Just imagine how many relationships a large supermarket can have between possibly hundreds of thousands of products. You may find it easier to have several mediators if you have so many object relationships. Note that the vast number of items in a supermarket are not participating in relationships with other products. And the price specials tend to revolve around special manufacturer promotions. That’s why it may make sense to have different mediators especially when some promotions can start and end at different times.

If we go back to the dialog box example with the text field that needs to have text in order for an Ok button to be enabled, then what actually happens?

Let’s first take a look at the static relationships. The mediator class knows about the text field and the button. The text field knows about the mediator only. And the button knows about the mediator only.

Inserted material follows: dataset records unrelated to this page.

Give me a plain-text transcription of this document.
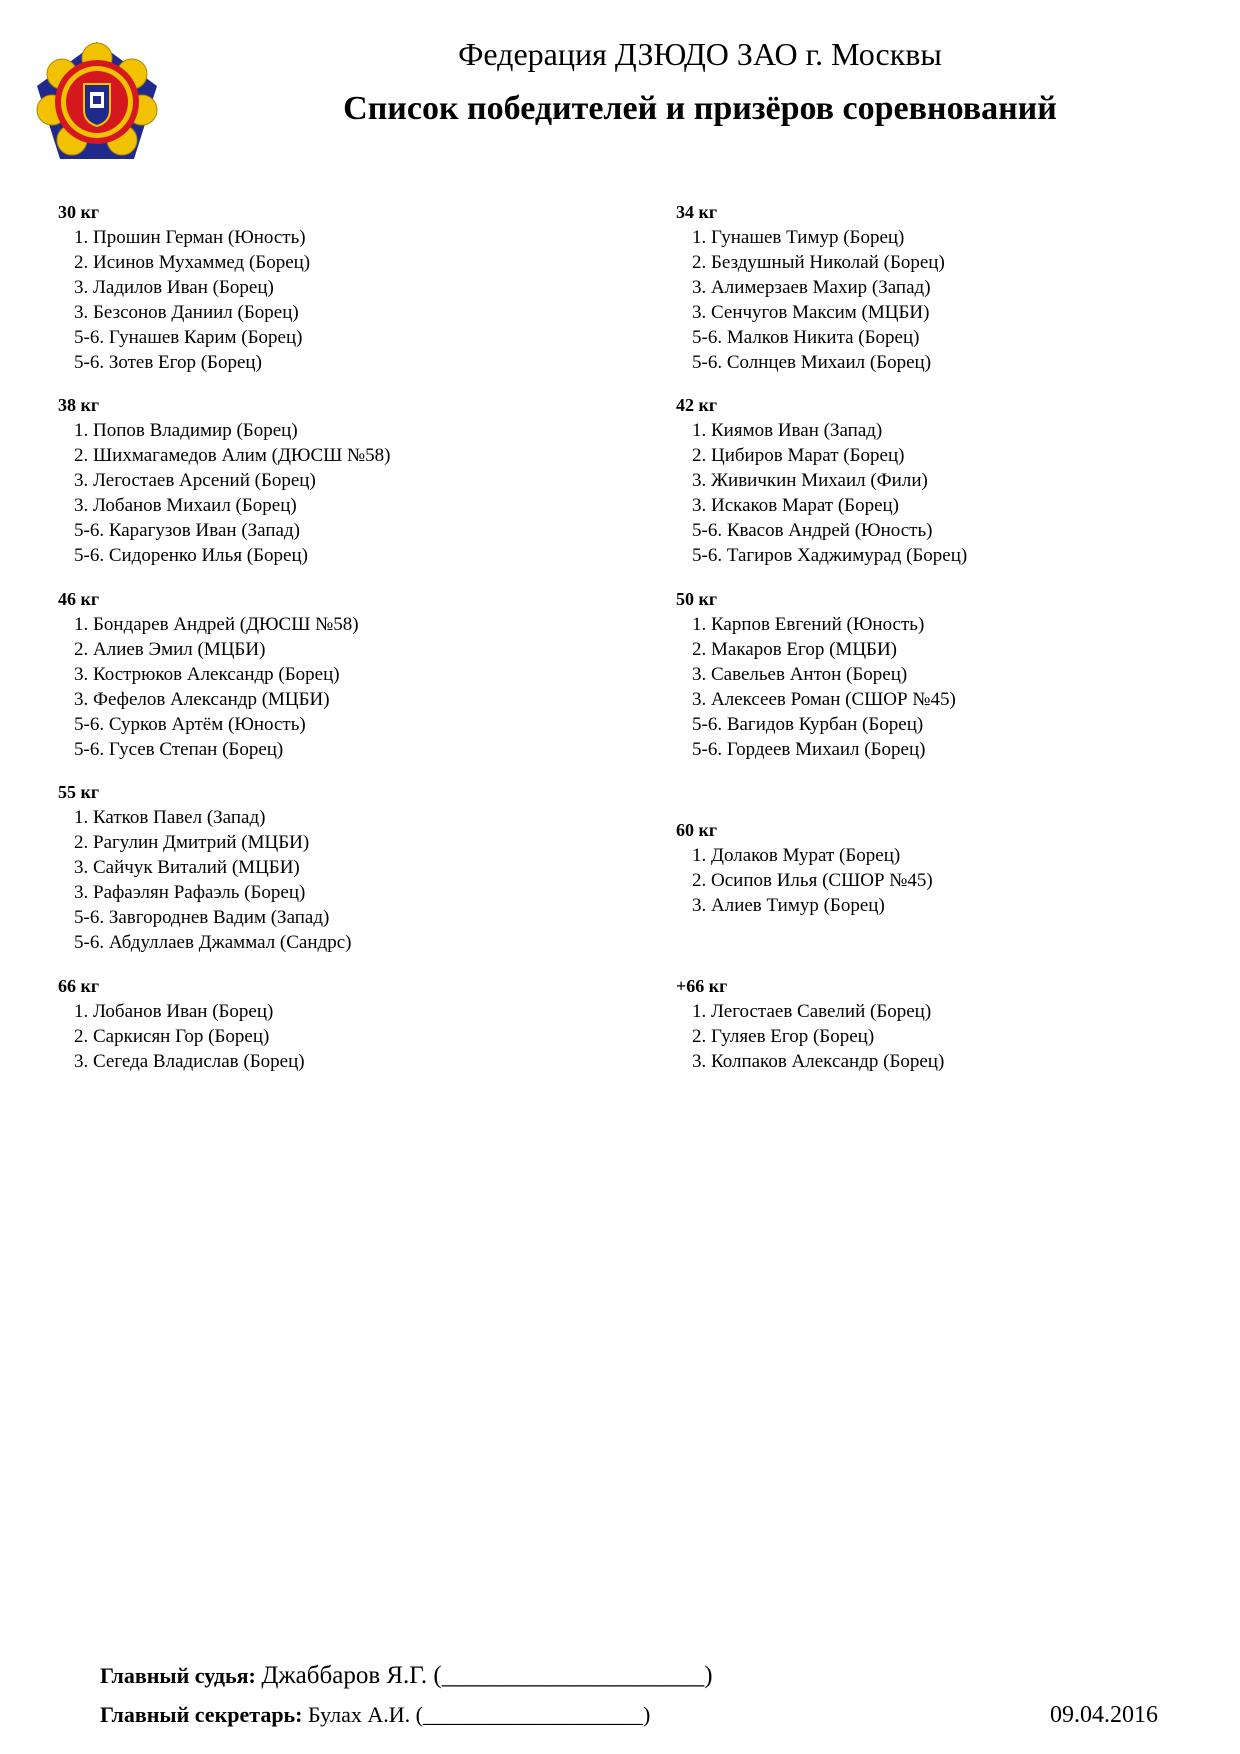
Федерация ДЗЮДО ЗАО г. Москвы
Список победителей и призёров соревнований
30 кг
1. Прошин Герман (Юность)
2. Исинов Мухаммед (Борец)
3. Ладилов Иван (Борец)
3. Безсонов Даниил (Борец)
5-6. Гунашев Карим (Борец)
5-6. Зотев Егор (Борец)
34 кг
1. Гунашев Тимур (Борец)
2. Бездушный Николай (Борец)
3. Алимерзаев Махир (Запад)
3. Сенчугов Максим (МЦБИ)
5-6. Малков Никита (Борец)
5-6. Солнцев Михаил (Борец)
38 кг
1. Попов Владимир (Борец)
2. Шихмагамедов Алим (ДЮСШ №58)
3. Легостаев Арсений (Борец)
3. Лобанов Михаил (Борец)
5-6. Карагузов Иван (Запад)
5-6. Сидоренко Илья (Борец)
42 кг
1. Киямов Иван (Запад)
2. Цибиров Марат (Борец)
3. Живичкин Михаил (Фили)
3. Искаков Марат (Борец)
5-6. Квасов Андрей (Юность)
5-6. Тагиров Хаджимурад (Борец)
46 кг
1. Бондарев Андрей (ДЮСШ №58)
2. Алиев Эмил (МЦБИ)
3. Кострюков Александр (Борец)
3. Фефелов Александр (МЦБИ)
5-6. Сурков Артём (Юность)
5-6. Гусев Степан (Борец)
50 кг
1. Карпов Евгений (Юность)
2. Макаров Егор (МЦБИ)
3. Савельев Антон (Борец)
3. Алексеев Роман (СШОР №45)
5-6. Вагидов Курбан (Борец)
5-6. Гордеев Михаил (Борец)
55 кг
1. Катков Павел (Запад)
2. Рагулин Дмитрий (МЦБИ)
3. Сайчук Виталий (МЦБИ)
3. Рафаэлян Рафаэль (Борец)
5-6. Завгороднев Вадим (Запад)
5-6. Абдуллаев Джаммал (Сандрс)
60 кг
1. Долаков Мурат (Борец)
2. Осипов Илья (СШОР №45)
3. Алиев Тимур (Борец)
66 кг
1. Лобанов Иван (Борец)
2. Саркисян Гор (Борец)
3. Сегеда Владислав (Борец)
+66 кг
1. Легостаев Савелий (Борец)
2. Гуляев Егор (Борец)
3. Колпаков Александр (Борец)
Главный судья: Джаббаров Я.Г. (_____________________)
Главный секретарь: Булах А.И. (____________________)	09.04.2016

When the user types something into the text field, each key press that results in the text changing will cause the notifyMediator method to be called. This method then calls into a changed method defined in the mediator to be called. In order for the mediator to know what actually changed, a common design involves each control sending a pointer or reference to itself to the mediator. At this point, the text field has informed the mediator that something has changed and let the mediator know that it was the source of the change.

Let’s switch vantage points now to the mediator. It’s waiting patiently for something to happen when it’s notified that a change has taken place. The mediator looks at the source of the change and sees that it came from the text field. The mediator also knows that whenever the text field contains text, then the Ok button should be enabled. So the mediator makes a request back to the text field to get whatever text it currently contains.

Let’s switch to the text field for a moment. It’s already informed the mediator that something has changed when it gets a call asking for the current text. The text field really has no knowledge of why somebody wants the text only that some other code is asking for the text. So it responds to the method call by providing its text. It’s possible that there is no text. That’s okay. The text field can just respond with an empty string if it’s empty.

Back to the mediator now that it has the contents of the text field. This is where it puts its special knowledge to work and checks the length of the string. If the string is empty, then the mediator disables the Ok button. And if the string has text in it, then the mediator enables the Ok button.

When the scenario gets more complicated, the mediator may need to check several different classes before doing whatever it needs to do. The main thing is that all of this is wrapped up in one class that’s specific to your relationship scenarios while each of the classes remains simple and reusable.